Wanita itu menjawab, “Saya menginginkan tiga hal. Pertama, saya ingin dibawa ke tempat suami saya dibunuh dan saya akan mengumpulkan abunya untuk menguburkannya secara layak.” Lalu ia melanjutkan: “Suami dan anak saya adalah satu-satunya keluarga saya. Oleh karena itu permintaan saya kedua adalah, saya ingin Mr. Van den Broek menjadi anak saya. Saya ingin dia datang dua kali sebulan ke ghetto (perumahan orang kulit hitam) dan melewatkan waktu sehari bersama saya hingga saya dapat mencurahkan padanya kasih yang masih ada dalam diri saya.”
“Dan, akhirnya,” ia berkata, “ yang ketiga, saya ingin Mr. Van den Broek tahu bahwa saya memberikan maaf bagi dia karena Yesus Kristus mati untuk mengampuni. Begitu juga dengan permintaan terakhir suami saya. Oleh karena itu, bolehkah saya dibantu berjalan ke depan hingga saya dapat memeluk Mr. Van den Broek dan menunjukkan padanya bahwa dia benar-benar telah saya maafkan.”
Ketika petugas pengadilan membawa wanita tua itu ke depan, Mr.
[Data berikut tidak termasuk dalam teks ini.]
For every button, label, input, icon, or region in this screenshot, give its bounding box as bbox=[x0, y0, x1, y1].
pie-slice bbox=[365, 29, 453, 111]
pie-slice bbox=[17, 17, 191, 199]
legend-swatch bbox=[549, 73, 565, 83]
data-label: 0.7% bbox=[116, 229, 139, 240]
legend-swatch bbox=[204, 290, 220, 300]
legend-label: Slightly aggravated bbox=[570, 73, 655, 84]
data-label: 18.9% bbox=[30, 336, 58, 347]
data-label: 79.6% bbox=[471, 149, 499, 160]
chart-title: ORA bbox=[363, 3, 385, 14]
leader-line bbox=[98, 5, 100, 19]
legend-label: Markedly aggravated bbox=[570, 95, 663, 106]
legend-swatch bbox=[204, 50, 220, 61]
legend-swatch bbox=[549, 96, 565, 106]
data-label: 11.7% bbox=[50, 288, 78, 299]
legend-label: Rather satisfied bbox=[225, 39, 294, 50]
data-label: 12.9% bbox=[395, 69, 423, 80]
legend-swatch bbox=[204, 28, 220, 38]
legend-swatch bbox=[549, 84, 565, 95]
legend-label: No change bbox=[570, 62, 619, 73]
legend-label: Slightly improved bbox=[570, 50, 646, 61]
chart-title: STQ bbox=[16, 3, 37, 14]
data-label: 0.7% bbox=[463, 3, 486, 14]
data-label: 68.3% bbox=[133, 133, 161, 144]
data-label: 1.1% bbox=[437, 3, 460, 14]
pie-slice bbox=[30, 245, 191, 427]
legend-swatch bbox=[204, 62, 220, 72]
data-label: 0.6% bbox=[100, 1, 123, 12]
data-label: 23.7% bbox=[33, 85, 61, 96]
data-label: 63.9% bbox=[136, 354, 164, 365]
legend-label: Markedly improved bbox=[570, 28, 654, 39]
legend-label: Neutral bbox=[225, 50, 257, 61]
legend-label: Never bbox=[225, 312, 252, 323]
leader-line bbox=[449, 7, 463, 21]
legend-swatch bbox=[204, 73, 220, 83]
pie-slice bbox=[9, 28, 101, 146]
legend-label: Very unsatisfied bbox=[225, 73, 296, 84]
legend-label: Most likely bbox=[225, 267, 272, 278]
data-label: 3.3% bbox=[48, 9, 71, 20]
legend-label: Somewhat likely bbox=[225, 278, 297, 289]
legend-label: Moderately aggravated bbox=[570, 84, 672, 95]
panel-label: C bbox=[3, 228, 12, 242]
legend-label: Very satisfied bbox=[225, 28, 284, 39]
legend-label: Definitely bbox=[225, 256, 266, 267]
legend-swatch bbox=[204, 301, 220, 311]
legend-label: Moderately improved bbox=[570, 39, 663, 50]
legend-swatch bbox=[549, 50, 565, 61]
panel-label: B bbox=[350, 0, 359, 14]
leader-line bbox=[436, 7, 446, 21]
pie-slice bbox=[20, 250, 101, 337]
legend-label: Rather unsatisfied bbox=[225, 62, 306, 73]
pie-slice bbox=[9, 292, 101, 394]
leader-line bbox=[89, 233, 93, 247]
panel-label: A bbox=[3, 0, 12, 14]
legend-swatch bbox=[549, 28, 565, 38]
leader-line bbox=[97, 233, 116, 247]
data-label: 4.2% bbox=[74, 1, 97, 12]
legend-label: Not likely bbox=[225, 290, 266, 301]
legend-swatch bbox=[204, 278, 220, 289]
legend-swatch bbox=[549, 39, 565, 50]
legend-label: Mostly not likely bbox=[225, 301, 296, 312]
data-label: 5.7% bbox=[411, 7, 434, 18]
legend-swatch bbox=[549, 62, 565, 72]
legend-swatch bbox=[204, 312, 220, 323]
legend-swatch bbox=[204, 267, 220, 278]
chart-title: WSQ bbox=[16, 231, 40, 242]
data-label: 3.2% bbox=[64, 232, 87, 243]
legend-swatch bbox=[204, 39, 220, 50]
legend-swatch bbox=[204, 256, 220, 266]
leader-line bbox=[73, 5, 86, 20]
Van den Broek sangat terharu dengan apa yang didengarnya, sampai-sampai ia pingsan. Sejenak kemudian, mereka yang berada di gedung pengadilan – teman, keluarga, dan tetangga – korban penindasan dan ketidakadilan serupa – berdiri dan bernyanyi "Amazing grace, how sweet the sound that saved a wretch like me. I once was lost, but now I'm found. 'Twas blind, but now I see.“

Matius 18:21-22
Kemudian datanglah Petrus dan berkata kepada Yesus: "Tuhan, sampai berapa kali aku harus mengampuni saudaraku jika ia berbuat dosa terhadap aku? Sampai tujuh kali?" Yesus berkata kepadanya: "Bukan! Aku berkata kepadamu: Bukan sampai tujuh kali, melainkan sampai tujuh puluh kali tujuh kali.

Matius 6:14-15
Karena jikalau kamu mengampuni kesalahan orang, Bapamu yang di sorga akan mengampuni kamu juga. Tetapi jikalau kamu tidak mengampuni orang, Bapamu juga tidak akan mengampuni kesalahanmu."